New approach to criminal justice will make communities safer

The Public Service Association welcomes the announcement of a new strategic direction for the justice system, but says union members want to be properly included in designing the system they will eventually implement.

The union for prison and probation officers, Ministry of Justice staff, social workers and mental health professionals says a renewed emphasis on rehabilitation and treatment signals a long overdue departure from failed punitive policies.

"We need to deal with the realities and root causes of crime and the racism in our current system. This means confronting the shameful fact that New Zealand has one of the highest percentages of its population behind bars in the developed world, with Māori over represented in particular," says PSA National Secretary Glenn Barclay.

"Poverty, alienation, drug addiction and the mental health crisis all feed into these grim statistics, and we strongly support the government’s commitment to a fresh approach. People need more support before, during and after being incarcerated to help them stop re-offending and find work and housing."

The two reports released today by Justice Minister Andrew Little are based on extensive engagement with a range of New Zealand communities, and propose independent mechanisms to allow for Māori leadership in tackling the disproportionate number of Māori serving prison sentences.

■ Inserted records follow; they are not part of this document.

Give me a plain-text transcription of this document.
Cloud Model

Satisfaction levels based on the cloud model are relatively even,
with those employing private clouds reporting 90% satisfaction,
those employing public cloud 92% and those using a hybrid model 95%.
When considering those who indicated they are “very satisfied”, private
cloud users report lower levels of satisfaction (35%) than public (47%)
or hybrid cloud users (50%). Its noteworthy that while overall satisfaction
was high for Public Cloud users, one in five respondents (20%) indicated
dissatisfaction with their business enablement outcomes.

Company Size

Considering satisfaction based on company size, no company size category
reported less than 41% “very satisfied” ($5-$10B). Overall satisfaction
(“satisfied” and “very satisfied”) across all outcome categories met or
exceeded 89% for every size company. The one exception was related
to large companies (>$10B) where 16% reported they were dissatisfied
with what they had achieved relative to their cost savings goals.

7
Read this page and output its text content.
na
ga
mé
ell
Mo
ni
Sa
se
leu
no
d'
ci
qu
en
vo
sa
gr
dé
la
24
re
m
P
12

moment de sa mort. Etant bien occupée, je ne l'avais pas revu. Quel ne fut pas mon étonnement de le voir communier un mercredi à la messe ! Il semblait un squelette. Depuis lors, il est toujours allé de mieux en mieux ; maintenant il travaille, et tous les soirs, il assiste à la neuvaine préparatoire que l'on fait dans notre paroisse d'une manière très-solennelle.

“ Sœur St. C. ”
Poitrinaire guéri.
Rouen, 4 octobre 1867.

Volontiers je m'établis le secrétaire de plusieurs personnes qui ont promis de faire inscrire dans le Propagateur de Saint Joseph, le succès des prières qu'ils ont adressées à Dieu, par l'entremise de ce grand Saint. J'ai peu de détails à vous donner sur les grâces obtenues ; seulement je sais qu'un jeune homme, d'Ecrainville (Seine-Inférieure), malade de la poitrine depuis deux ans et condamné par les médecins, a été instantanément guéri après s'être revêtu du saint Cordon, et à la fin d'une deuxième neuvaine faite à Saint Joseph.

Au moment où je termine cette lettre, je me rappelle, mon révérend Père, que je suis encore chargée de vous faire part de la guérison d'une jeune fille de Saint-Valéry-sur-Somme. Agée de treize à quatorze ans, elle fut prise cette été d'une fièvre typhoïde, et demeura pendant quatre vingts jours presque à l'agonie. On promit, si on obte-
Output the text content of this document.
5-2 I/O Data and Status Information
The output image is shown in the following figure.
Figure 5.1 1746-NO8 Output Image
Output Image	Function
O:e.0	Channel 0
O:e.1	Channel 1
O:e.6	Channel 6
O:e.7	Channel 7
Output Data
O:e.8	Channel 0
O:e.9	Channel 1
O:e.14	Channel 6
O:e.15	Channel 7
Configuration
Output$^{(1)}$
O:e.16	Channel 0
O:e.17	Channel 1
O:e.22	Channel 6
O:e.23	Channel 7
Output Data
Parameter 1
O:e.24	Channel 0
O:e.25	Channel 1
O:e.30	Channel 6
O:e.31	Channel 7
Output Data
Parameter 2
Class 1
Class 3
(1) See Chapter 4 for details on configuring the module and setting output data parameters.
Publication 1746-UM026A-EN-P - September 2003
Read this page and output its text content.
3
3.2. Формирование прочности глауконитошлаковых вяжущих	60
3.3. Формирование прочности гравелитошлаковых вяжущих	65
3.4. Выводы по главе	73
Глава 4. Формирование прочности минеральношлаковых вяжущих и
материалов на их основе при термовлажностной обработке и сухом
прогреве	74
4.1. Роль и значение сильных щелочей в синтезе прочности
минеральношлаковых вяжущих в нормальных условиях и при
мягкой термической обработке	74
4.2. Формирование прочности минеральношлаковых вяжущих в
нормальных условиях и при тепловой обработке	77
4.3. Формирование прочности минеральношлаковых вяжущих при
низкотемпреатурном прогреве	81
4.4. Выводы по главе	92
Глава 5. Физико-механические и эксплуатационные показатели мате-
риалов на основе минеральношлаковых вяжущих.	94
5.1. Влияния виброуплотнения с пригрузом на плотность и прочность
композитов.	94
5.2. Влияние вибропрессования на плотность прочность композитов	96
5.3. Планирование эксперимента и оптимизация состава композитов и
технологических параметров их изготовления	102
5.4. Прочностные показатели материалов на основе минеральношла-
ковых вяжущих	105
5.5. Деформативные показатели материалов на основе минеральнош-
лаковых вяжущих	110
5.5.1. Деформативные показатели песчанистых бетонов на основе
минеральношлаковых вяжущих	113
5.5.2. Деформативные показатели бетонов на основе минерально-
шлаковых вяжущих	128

Despite this engagement, however, there is little attention given in the reports to the needs and perspectives of workers employed in the criminal justice system. The PSA calls for this to change, and in particular for Māori workers to be included moving forward.

"Locking people up and throwing away the key simply does not work. It doesn’t deter criminals and it doesn’t reduce offending. It has massive impacts on families that flow through generations," says Mr Barclay.

"Instead our prisons are overcrowded and their resources are stretched thin, putting both corrections staff and inmates in danger. If the government wants these reforms to succeed, they need to listen to what workers have to say and give them an increased role in both design and delivery."